Now New York state Sen. Tony Avella, D-Queens, hopes that he can protect them. Avella is sponsoring S6589, which would grant the birds a two-year reprieve and force the DEC to prove its claims against the birds.
When asked what about the mute swans attracted his support, Avella put it this way: "Little kids look at them in awe."
The friendship between mute swans and New Yorkers tracks back to the swans' mid-19th century arrival in New York City. Billowing white feathers and gracefully headed, the birds exuded peace and calm and were an instant success at the city's parks, where people fed them pieces of bread tossed into the water.
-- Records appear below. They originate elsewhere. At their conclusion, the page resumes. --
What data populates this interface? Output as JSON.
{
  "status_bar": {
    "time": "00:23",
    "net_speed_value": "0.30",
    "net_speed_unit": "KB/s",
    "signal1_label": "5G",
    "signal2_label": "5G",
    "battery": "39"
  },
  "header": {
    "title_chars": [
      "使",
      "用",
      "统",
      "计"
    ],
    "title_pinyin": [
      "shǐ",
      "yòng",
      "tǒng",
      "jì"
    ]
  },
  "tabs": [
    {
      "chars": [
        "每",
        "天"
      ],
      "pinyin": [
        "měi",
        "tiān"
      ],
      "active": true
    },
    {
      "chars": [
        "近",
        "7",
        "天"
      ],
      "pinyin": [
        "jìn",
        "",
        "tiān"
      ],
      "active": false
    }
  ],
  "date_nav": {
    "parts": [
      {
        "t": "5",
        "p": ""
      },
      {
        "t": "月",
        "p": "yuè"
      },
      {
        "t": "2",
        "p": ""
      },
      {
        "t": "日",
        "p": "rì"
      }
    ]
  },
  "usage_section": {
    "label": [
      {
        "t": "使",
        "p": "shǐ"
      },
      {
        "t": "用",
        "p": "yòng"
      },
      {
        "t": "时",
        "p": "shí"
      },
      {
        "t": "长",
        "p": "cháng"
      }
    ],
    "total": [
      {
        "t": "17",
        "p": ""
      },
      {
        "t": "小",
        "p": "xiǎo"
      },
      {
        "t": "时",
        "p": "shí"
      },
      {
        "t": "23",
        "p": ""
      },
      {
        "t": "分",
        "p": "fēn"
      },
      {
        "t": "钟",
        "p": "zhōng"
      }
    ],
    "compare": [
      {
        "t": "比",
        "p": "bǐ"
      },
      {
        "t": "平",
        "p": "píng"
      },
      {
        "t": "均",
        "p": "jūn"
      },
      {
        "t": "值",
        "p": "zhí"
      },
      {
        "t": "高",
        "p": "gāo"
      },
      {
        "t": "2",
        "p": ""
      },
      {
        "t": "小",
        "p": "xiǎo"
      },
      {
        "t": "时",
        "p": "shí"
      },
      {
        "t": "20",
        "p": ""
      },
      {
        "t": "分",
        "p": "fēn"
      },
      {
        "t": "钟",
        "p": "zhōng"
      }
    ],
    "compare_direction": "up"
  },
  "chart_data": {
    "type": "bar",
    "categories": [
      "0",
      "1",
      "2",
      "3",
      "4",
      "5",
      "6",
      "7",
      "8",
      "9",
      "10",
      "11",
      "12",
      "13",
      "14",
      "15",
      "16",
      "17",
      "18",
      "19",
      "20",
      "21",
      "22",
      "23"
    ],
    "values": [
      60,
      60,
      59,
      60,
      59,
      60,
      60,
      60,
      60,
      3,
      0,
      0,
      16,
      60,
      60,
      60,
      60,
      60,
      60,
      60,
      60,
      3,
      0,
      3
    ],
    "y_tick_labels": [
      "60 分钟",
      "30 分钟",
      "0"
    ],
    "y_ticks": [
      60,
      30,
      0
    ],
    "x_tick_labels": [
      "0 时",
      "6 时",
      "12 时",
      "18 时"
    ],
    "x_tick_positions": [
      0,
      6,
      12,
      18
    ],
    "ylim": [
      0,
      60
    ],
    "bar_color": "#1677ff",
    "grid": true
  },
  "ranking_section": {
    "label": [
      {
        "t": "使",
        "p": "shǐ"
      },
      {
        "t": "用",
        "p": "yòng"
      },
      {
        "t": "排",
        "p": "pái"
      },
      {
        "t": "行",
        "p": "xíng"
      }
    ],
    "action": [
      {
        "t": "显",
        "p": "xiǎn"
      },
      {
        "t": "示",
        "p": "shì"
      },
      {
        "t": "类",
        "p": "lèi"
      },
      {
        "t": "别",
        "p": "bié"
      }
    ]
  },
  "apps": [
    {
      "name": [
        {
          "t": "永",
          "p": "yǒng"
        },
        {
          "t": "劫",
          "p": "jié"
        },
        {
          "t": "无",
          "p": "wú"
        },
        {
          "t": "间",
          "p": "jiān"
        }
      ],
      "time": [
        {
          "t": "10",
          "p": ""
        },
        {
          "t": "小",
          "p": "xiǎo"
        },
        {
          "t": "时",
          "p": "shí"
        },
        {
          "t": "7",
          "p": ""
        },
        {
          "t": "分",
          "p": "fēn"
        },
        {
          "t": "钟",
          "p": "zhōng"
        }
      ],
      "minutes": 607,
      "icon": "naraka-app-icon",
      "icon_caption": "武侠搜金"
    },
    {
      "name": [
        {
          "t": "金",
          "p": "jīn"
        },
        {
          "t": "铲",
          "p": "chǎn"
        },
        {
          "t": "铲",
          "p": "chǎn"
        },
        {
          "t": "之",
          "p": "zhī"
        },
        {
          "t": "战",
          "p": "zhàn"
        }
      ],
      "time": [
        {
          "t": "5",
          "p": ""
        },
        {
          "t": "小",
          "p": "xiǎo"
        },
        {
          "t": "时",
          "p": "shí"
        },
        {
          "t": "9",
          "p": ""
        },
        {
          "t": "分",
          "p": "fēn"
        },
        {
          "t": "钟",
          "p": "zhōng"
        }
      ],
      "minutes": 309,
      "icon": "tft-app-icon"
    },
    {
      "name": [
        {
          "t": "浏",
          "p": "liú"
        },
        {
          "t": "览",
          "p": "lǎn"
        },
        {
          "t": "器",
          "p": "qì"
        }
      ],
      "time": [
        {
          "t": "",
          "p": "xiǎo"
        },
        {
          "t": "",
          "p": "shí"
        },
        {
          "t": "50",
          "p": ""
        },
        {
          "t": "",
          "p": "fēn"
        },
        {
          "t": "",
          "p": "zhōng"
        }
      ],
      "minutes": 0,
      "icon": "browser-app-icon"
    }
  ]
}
Generations later, both for the birds and the humans, the tradition continues.
The swans spread eastward and northward from the metropolitan area, as successive generations of New Yorkers did the same.
Stop at any lake or pond where mute swans reside and, if the weather permits, there will likely be someone with a bag of bread or rolls, shredding into small pieces an offering of communion. From wherever they are setting, the birds glide over, their hidden orange webbed feet propelling them to the food and the relationship.
Pairing for life, mute swans seem a reminder that the natural order is to care for one another, be loyal, be true.
And humans have responded to the birds in kind.
What would happen if the DEC tried to kill other naturalized species? On that list are ring-necked pheasants, gray partridge, rock dove, European starling, house sparrow and Eurasian tree sparrow. Why not exterminate a recent invader like the cattle egret before it makes generations-long friendships with us?
The DEC contends that mute swans rob native tundra swans, as well as resident ducks and geese, of food. Yet nobody has reported squabbles among birds.
In fact, maybe because of their size, or maybe out of respect for the birds' pairings, mute swans seem the acknowledged leaders on any lake or pond.
Maybe they are teaching us all a lesson in coexistence.